The name Bojangles refers to the famous American dancer Bill “Bojangles” Robinson , who revolutionized tap dancing at the beginning of the 20th century and was successful in variety shows and on Broadway . As one of the first black stage and Hollywood stars (especially on the side of Shirley Temple ) he was a pioneer for the emancipation of African Americans . Walker knew Robinson by name, but he denies any influence of the real "Bojangles" on his song. On the contrary, the man he met by this nickname was a white man, since the prisons were strictly segregated at the time. Nevertheless, the Harlem cultural historian Delilah Jackson laments that Walker borrowed the name of the elegant and respected Robinson for a seedy drinker with his song and thus degraded the role model. It was not until Sammy Davis Jr., in turn an admirer of Robinson’s life, paid tribute to the true “Bojangles” Robinson through his interpretation of the song. According to Kwame Kwei-Armah, Davis embodied the character of the song to such an extent that Walker's Mr. Bojangles became a black dancer again.

literature

  • Jerry Jeff Walker: Mr. Bojangles . In: Jack Canfield, Mark Victor Hansen, Randy Rudder (Eds.): Chicken Soup for the Soul: Country Music . Chicken Soup for the Soul, Cos Cob 2011, ISBN 978-1-935096-67-2 , Chapter 56, pp. 208-211 ( online as premium content).

Radio broadcast

Web links

Individual evidence

  1. ^ Dick Weissman: Song Writing. The Words, the Music & the Money . Hal Leonard, Milwaukee 2001, ISBN 0-634-01160-X , pp. 10-11.
  2. "I was writing a 6/8 waltz about an old man and hope. It was a love song. ”Quoted from: Mr. Bojangles by The Nitty Gritty Dirt Band on songfacts.com.
  3. Mr.
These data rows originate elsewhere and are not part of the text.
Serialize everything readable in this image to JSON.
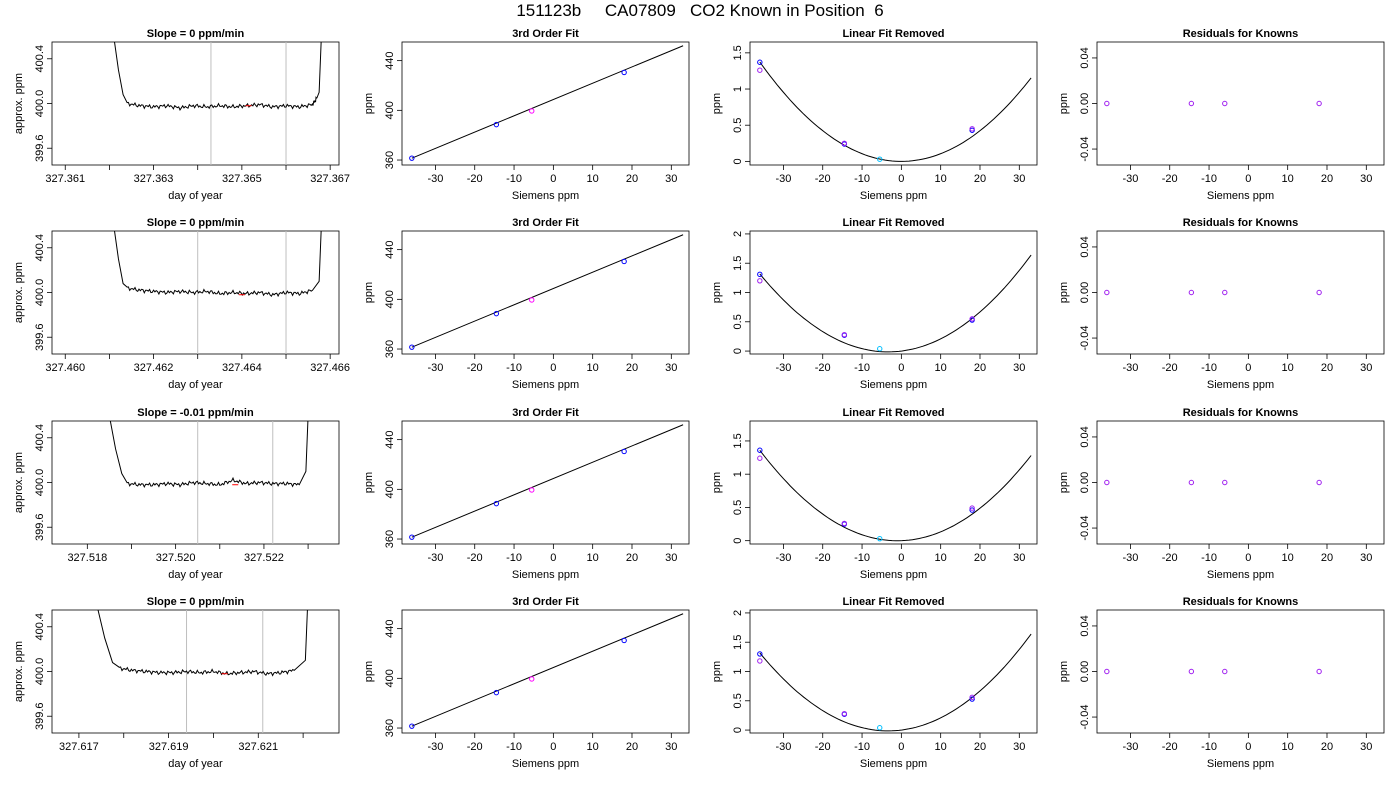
{
  "title": "151123b     CA07809   CO2 Known in Position  6",
  "colors": {
    "line": "#000000",
    "grid": "#bebebe",
    "known_fit": "#0000ff",
    "known_meas": "#a020f0",
    "sample": "#00bfff",
    "reference": "#ff00ff",
    "marker": "#ff0000"
  },
  "chart_data": [
    {
      "row": 1,
      "type": "line",
      "title": "Slope =  0  ppm/min",
      "xlabel": "day of year",
      "ylabel": "approx. ppm",
      "xlim": [
        327.3607,
        327.3672
      ],
      "ylim": [
        399.45,
        400.55
      ],
      "xticks": [
        327.361,
        327.362,
        327.363,
        327.364,
        327.365,
        327.366,
        327.367
      ],
      "xticklabels": [
        "327.361",
        "",
        "327.363",
        "",
        "327.365",
        "",
        "327.367"
      ],
      "yticks": [
        399.6,
        400.0,
        400.4
      ],
      "yticklabels": [
        "399.6",
        "400.0",
        "400.4"
      ],
      "vlines": [
        327.3643,
        327.366
      ],
      "x": [
        327.3624,
        327.3627,
        327.363,
        327.3633,
        327.3636,
        327.3639,
        327.3642,
        327.3645,
        327.3648,
        327.3651,
        327.3654,
        327.3657,
        327.366,
        327.3663,
        327.3666,
        327.3667
      ],
      "values": [
        400.0,
        399.98,
        399.97,
        399.98,
        399.96,
        399.98,
        399.97,
        399.98,
        399.97,
        399.98,
        399.99,
        399.97,
        399.98,
        399.97,
        399.99,
        400.05
      ],
      "edge_rise": [
        327.3621,
        327.3668
      ]
    },
    {
      "row": 2,
      "type": "line",
      "title": "Slope =  0  ppm/min",
      "xlabel": "day of year",
      "ylabel": "approx. ppm",
      "xlim": [
        327.4597,
        327.4662
      ],
      "ylim": [
        399.45,
        400.55
      ],
      "xticks": [
        327.46,
        327.461,
        327.462,
        327.463,
        327.464,
        327.465,
        327.466
      ],
      "xticklabels": [
        "327.460",
        "",
        "327.462",
        "",
        "327.464",
        "",
        "327.466"
      ],
      "yticks": [
        399.6,
        400.0,
        400.4
      ],
      "yticklabels": [
        "399.6",
        "400.0",
        "400.4"
      ],
      "vlines": [
        327.463,
        327.465
      ],
      "x": [
        327.4614,
        327.4617,
        327.462,
        327.4623,
        327.4626,
        327.4629,
        327.4632,
        327.4635,
        327.4638,
        327.4641,
        327.4644,
        327.4647,
        327.465,
        327.4653,
        327.4656
      ],
      "values": [
        400.04,
        400.02,
        400.01,
        400.0,
        400.01,
        400.0,
        400.01,
        399.99,
        400.0,
        399.99,
        400.0,
        399.98,
        400.0,
        399.99,
        400.02
      ],
      "edge_rise": [
        327.4611,
        327.4658
      ]
    },
    {
      "row": 3,
      "type": "line",
      "title": "Slope =  -0.01  ppm/min",
      "xlabel": "day of year",
      "ylabel": "approx. ppm",
      "xlim": [
        327.5172,
        327.5237
      ],
      "ylim": [
        399.45,
        400.55
      ],
      "xticks": [
        327.518,
        327.519,
        327.52,
        327.521,
        327.522,
        327.523
      ],
      "xticklabels": [
        "327.518",
        "",
        "327.520",
        "",
        "327.522",
        ""
      ],
      "yticks": [
        399.6,
        400.0,
        400.4
      ],
      "yticklabels": [
        "399.6",
        "400.0",
        "400.4"
      ],
      "vlines": [
        327.5205,
        327.5222
      ],
      "x": [
        327.5189,
        327.5192,
        327.5195,
        327.5198,
        327.5201,
        327.5204,
        327.5207,
        327.521,
        327.5213,
        327.5216,
        327.5219,
        327.5222,
        327.5225,
        327.5228
      ],
      "values": [
        399.99,
        399.98,
        399.98,
        399.99,
        399.98,
        400.0,
        399.99,
        399.98,
        400.02,
        399.99,
        400.0,
        399.99,
        399.99,
        399.98
      ],
      "edge_rise": [
        327.5185,
        327.523
      ]
    },
    {
      "row": 4,
      "type": "line",
      "title": "Slope =  0  ppm/min",
      "xlabel": "day of year",
      "ylabel": "approx. ppm",
      "xlim": [
        327.6164,
        327.6228
      ],
      "ylim": [
        399.45,
        400.55
      ],
      "xticks": [
        327.617,
        327.618,
        327.619,
        327.62,
        327.621,
        327.622
      ],
      "xticklabels": [
        "327.617",
        "",
        "327.619",
        "",
        "327.621",
        ""
      ],
      "yticks": [
        399.6,
        400.0,
        400.4
      ],
      "yticklabels": [
        "399.6",
        "400.0",
        "400.4"
      ],
      "vlines": [
        327.6194,
        327.6211
      ],
      "x": [
        327.6179,
        327.6182,
        327.6185,
        327.6188,
        327.6191,
        327.6194,
        327.6197,
        327.62,
        327.6203,
        327.6206,
        327.6209,
        327.6212,
        327.6215,
        327.6218
      ],
      "values": [
        400.03,
        400.01,
        400.0,
        399.99,
        399.99,
        400.0,
        399.99,
        400.0,
        399.98,
        399.99,
        400.0,
        399.98,
        399.99,
        400.01
      ],
      "edge_rise": [
        327.6174,
        327.6221
      ]
    },
    {
      "row": 1,
      "type": "scatter",
      "title": "3rd Order Fit",
      "xlabel": "Siemens ppm",
      "ylabel": "ppm",
      "xlim": [
        -38.5,
        34.5
      ],
      "ylim": [
        356,
        455
      ],
      "xticks": [
        -30,
        -20,
        -10,
        0,
        10,
        20,
        30
      ],
      "yticks": [
        360,
        400,
        440
      ],
      "fit_line": {
        "x": [
          -36,
          33
        ],
        "y": [
          361.5,
          452
        ]
      },
      "points": [
        {
          "x": -36,
          "y": 361.5,
          "group": "known"
        },
        {
          "x": -14.5,
          "y": 388.5,
          "group": "known"
        },
        {
          "x": -5.5,
          "y": 399.5,
          "group": "reference"
        },
        {
          "x": 18,
          "y": 430.5,
          "group": "known"
        }
      ]
    },
    {
      "row": 2,
      "type": "scatter",
      "title": "3rd Order Fit",
      "xlabel": "Siemens ppm",
      "ylabel": "ppm",
      "xlim": [
        -38.5,
        34.5
      ],
      "ylim": [
        356,
        455
      ],
      "xticks": [
        -30,
        -20,
        -10,
        0,
        10,
        20,
        30
      ],
      "yticks": [
        360,
        400,
        440
      ],
      "fit_line": {
        "x": [
          -36,
          33
        ],
        "y": [
          361.5,
          452
        ]
      },
      "points": [
        {
          "x": -36,
          "y": 361.5,
          "group": "known"
        },
        {
          "x": -14.5,
          "y": 388.5,
          "group": "known"
        },
        {
          "x": -5.5,
          "y": 399.5,
          "group": "reference"
        },
        {
          "x": 18,
          "y": 430.5,
          "group": "known"
        }
      ]
    },
    {
      "row": 3,
      "type": "scatter",
      "title": "3rd Order Fit",
      "xlabel": "Siemens ppm",
      "ylabel": "ppm",
      "xlim": [
        -38.5,
        34.5
      ],
      "ylim": [
        356,
        455
      ],
      "xticks": [
        -30,
        -20,
        -10,
        0,
        10,
        20,
        30
      ],
      "yticks": [
        360,
        400,
        440
      ],
      "fit_line": {
        "x": [
          -36,
          33
        ],
        "y": [
          361.5,
          452
        ]
      },
      "points": [
        {
          "x": -36,
          "y": 361.5,
          "group": "known"
        },
        {
          "x": -14.5,
          "y": 388.5,
          "group": "known"
        },
        {
          "x": -5.5,
          "y": 399.5,
          "group": "reference"
        },
        {
          "x": 18,
          "y": 430.5,
          "group": "known"
        }
      ]
    },
    {
      "row": 4,
      "type": "scatter",
      "title": "3rd Order Fit",
      "xlabel": "Siemens ppm",
      "ylabel": "ppm",
      "xlim": [
        -38.5,
        34.5
      ],
      "ylim": [
        356,
        455
      ],
      "xticks": [
        -30,
        -20,
        -10,
        0,
        10,
        20,
        30
      ],
      "yticks": [
        360,
        400,
        440
      ],
      "fit_line": {
        "x": [
          -36,
          33
        ],
        "y": [
          361.5,
          452
        ]
      },
      "points": [
        {
          "x": -36,
          "y": 361.5,
          "group": "known"
        },
        {
          "x": -14.5,
          "y": 388.5,
          "group": "known"
        },
        {
          "x": -5.5,
          "y": 399.5,
          "group": "reference"
        },
        {
          "x": 18,
          "y": 430.5,
          "group": "known"
        }
      ]
    },
    {
      "row": 1,
      "type": "scatter",
      "title": "Linear Fit Removed",
      "xlabel": "Siemens ppm",
      "ylabel": "ppm",
      "xlim": [
        -38.5,
        34.5
      ],
      "ylim": [
        -0.05,
        1.65
      ],
      "xticks": [
        -30,
        -20,
        -10,
        0,
        10,
        20,
        30
      ],
      "yticks": [
        0.0,
        0.5,
        1.0,
        1.5
      ],
      "curve": {
        "a": 0.00106,
        "b": 0,
        "c": 0,
        "xrange": [
          -36,
          33
        ]
      },
      "points": [
        {
          "x": -36,
          "y": 1.37,
          "group": "fit"
        },
        {
          "x": -36,
          "y": 1.26,
          "group": "measured"
        },
        {
          "x": -14.5,
          "y": 0.24,
          "group": "fit"
        },
        {
          "x": -14.5,
          "y": 0.25,
          "group": "measured"
        },
        {
          "x": -5.5,
          "y": 0.03,
          "group": "sample"
        },
        {
          "x": 18,
          "y": 0.43,
          "group": "fit"
        },
        {
          "x": 18,
          "y": 0.45,
          "group": "measured"
        }
      ]
    },
    {
      "row": 2,
      "type": "scatter",
      "title": "Linear Fit Removed",
      "xlabel": "Siemens ppm",
      "ylabel": "ppm",
      "xlim": [
        -38.5,
        34.5
      ],
      "ylim": [
        -0.05,
        2.05
      ],
      "xticks": [
        -30,
        -20,
        -10,
        0,
        10,
        20,
        30
      ],
      "yticks": [
        0.0,
        0.5,
        1.0,
        1.5,
        2.0
      ],
      "curve": {
        "a": 0.00125,
        "b": 0.0084,
        "c": 0,
        "xrange": [
          -36,
          33
        ]
      },
      "points": [
        {
          "x": -36,
          "y": 1.31,
          "group": "fit"
        },
        {
          "x": -36,
          "y": 1.2,
          "group": "measured"
        },
        {
          "x": -14.5,
          "y": 0.27,
          "group": "fit"
        },
        {
          "x": -14.5,
          "y": 0.28,
          "group": "measured"
        },
        {
          "x": -5.5,
          "y": 0.04,
          "group": "sample"
        },
        {
          "x": 18,
          "y": 0.53,
          "group": "fit"
        },
        {
          "x": 18,
          "y": 0.55,
          "group": "measured"
        }
      ]
    },
    {
      "row": 3,
      "type": "scatter",
      "title": "Linear Fit Removed",
      "xlabel": "Siemens ppm",
      "ylabel": "ppm",
      "xlim": [
        -38.5,
        34.5
      ],
      "ylim": [
        -0.05,
        1.8
      ],
      "xticks": [
        -30,
        -20,
        -10,
        0,
        10,
        20,
        30
      ],
      "yticks": [
        0.0,
        0.5,
        1.0,
        1.5
      ],
      "curve": {
        "a": 0.00111,
        "b": 0.0022,
        "c": 0,
        "xrange": [
          -36,
          33
        ]
      },
      "points": [
        {
          "x": -36,
          "y": 1.36,
          "group": "fit"
        },
        {
          "x": -36,
          "y": 1.24,
          "group": "measured"
        },
        {
          "x": -14.5,
          "y": 0.25,
          "group": "fit"
        },
        {
          "x": -14.5,
          "y": 0.26,
          "group": "measured"
        },
        {
          "x": -5.5,
          "y": 0.03,
          "group": "sample"
        },
        {
          "x": 18,
          "y": 0.46,
          "group": "fit"
        },
        {
          "x": 18,
          "y": 0.49,
          "group": "measured"
        }
      ]
    },
    {
      "row": 4,
      "type": "scatter",
      "title": "Linear Fit Removed",
      "xlabel": "Siemens ppm",
      "ylabel": "ppm",
      "xlim": [
        -38.5,
        34.5
      ],
      "ylim": [
        -0.05,
        2.05
      ],
      "xticks": [
        -30,
        -20,
        -10,
        0,
        10,
        20,
        30
      ],
      "yticks": [
        0.0,
        0.5,
        1.0,
        1.5,
        2.0
      ],
      "curve": {
        "a": 0.00125,
        "b": 0.0084,
        "c": 0,
        "xrange": [
          -36,
          33
        ]
      },
      "points": [
        {
          "x": -36,
          "y": 1.3,
          "group": "fit"
        },
        {
          "x": -36,
          "y": 1.18,
          "group": "measured"
        },
        {
          "x": -14.5,
          "y": 0.27,
          "group": "fit"
        },
        {
          "x": -14.5,
          "y": 0.28,
          "group": "measured"
        },
        {
          "x": -5.5,
          "y": 0.04,
          "group": "sample"
        },
        {
          "x": 18,
          "y": 0.53,
          "group": "fit"
        },
        {
          "x": 18,
          "y": 0.56,
          "group": "measured"
        }
      ]
    },
    {
      "row": 1,
      "type": "scatter",
      "title": "Residuals for Knowns",
      "xlabel": "Siemens ppm",
      "ylabel": "ppm",
      "xlim": [
        -38.5,
        34.5
      ],
      "ylim": [
        -0.054,
        0.054
      ],
      "xticks": [
        -30,
        -20,
        -10,
        0,
        10,
        20,
        30
      ],
      "yticks": [
        -0.04,
        0.0,
        0.04
      ],
      "yticklabels": [
        "-0.04",
        "0.00",
        "0.04"
      ],
      "points": [
        {
          "x": -36,
          "y": 0
        },
        {
          "x": -14.5,
          "y": 0
        },
        {
          "x": -6,
          "y": 0
        },
        {
          "x": 18,
          "y": 0
        }
      ]
    },
    {
      "row": 2,
      "type": "scatter",
      "title": "Residuals for Knowns",
      "xlabel": "Siemens ppm",
      "ylabel": "ppm",
      "xlim": [
        -38.5,
        34.5
      ],
      "ylim": [
        -0.054,
        0.054
      ],
      "xticks": [
        -30,
        -20,
        -10,
        0,
        10,
        20,
        30
      ],
      "yticks": [
        -0.04,
        0.0,
        0.04
      ],
      "yticklabels": [
        "-0.04",
        "0.00",
        "0.04"
      ],
      "points": [
        {
          "x": -36,
          "y": 0
        },
        {
          "x": -14.5,
          "y": 0
        },
        {
          "x": -6,
          "y": 0
        },
        {
          "x": 18,
          "y": 0
        }
      ]
    },
    {
      "row": 3,
      "type": "scatter",
      "title": "Residuals for Knowns",
      "xlabel": "Siemens ppm",
      "ylabel": "ppm",
      "xlim": [
        -38.5,
        34.5
      ],
      "ylim": [
        -0.054,
        0.054
      ],
      "xticks": [
        -30,
        -20,
        -10,
        0,
        10,
        20,
        30
      ],
      "yticks": [
        -0.04,
        0.0,
        0.04
      ],
      "yticklabels": [
        "-0.04",
        "0.00",
        "0.04"
      ],
      "points": [
        {
          "x": -36,
          "y": 0
        },
        {
          "x": -14.5,
          "y": 0
        },
        {
          "x": -6,
          "y": 0
        },
        {
          "x": 18,
          "y": 0
        }
      ]
    },
    {
      "row": 4,
      "type": "scatter",
      "title": "Residuals for Knowns",
      "xlabel": "Siemens ppm",
      "ylabel": "ppm",
      "xlim": [
        -38.5,
        34.5
      ],
      "ylim": [
        -0.054,
        0.054
      ],
      "xticks": [
        -30,
        -20,
        -10,
        0,
        10,
        20,
        30
      ],
      "yticks": [
        -0.04,
        0.0,
        0.04
      ],
      "yticklabels": [
        "-0.04",
        "0.00",
        "0.04"
      ],
      "points": [
        {
          "x": -36,
          "y": 0
        },
        {
          "x": -14.5,
          "y": 0
        },
        {
          "x": -6,
          "y": 0
        },
        {
          "x": 18,
          "y": 0
        }
      ]
    }
  ]
}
Bojangles . In: The Complete Idiot's Guide to Acoustic Guitar Songs: 30 Acoustic Guitar Hits . Alfred Music, Van Nuys 2007, ISBN 978-0-7390-4672-2 , p. 90.
  4. ^ Richard J. Scott: Chord Progressions for Songwriters . iUniverse, Lincoln 2003, ISBN 0-595-26384-4 , p. 182.
  5. a b c d After: Kwame Kwei-Armah: The Man Who Was Bojangles . On: BBC Radio 4 , first broadcast on August 23, 2008.
  6. ^ Entry by Jerry Jeff Walker . In: Richard Carlin: Country Music: A Biographical Dictionary . Routledge, New York 2013, ISBN 978-0-415-93802-0 , p. 418.
  7. ^ Paul Kingsbury, Michael McCall, John W. Rumble (Eds.): The Encyclopedia of Country Music . Oxford University Press, Oxford 2012, ISBN 978-0-19-539563-1 , p. 547.
  8. Roy Trakin: The Making Of The Nitty Gritty Dirt Band's “Mr. Bojangles " . On the Grammy Awards website , December 27, 2013.
  9. The Nitty Gritty Dirt Band in the Billboard database .
  10. ^ Hall of Fame on the Grammy Awards website .
  11. Tracey Davis, Nina Bunche Pierce: Sammy Davis Jr .: A Personal Journey with My Father . Running Press, Philadelphia 2014, ISBN 978-0-7624-5064-0 , pp. 27-31.
  12. Tom Lord : The Jazz Discography (online, accessed April 1, 2015)
  13. Jerry Jeff Walter: Mr. Bojangles . In: Jack Canfield, Mark Victor Hansen, Randy Rudder (Eds.): Chicken Soup for the Soul: Country Music . Chicken Soup for the Soul, Cos Cob 2011, ISBN 978-1-935096-67-2 , Chapter 56, pp. 208-211 ( online as premium content).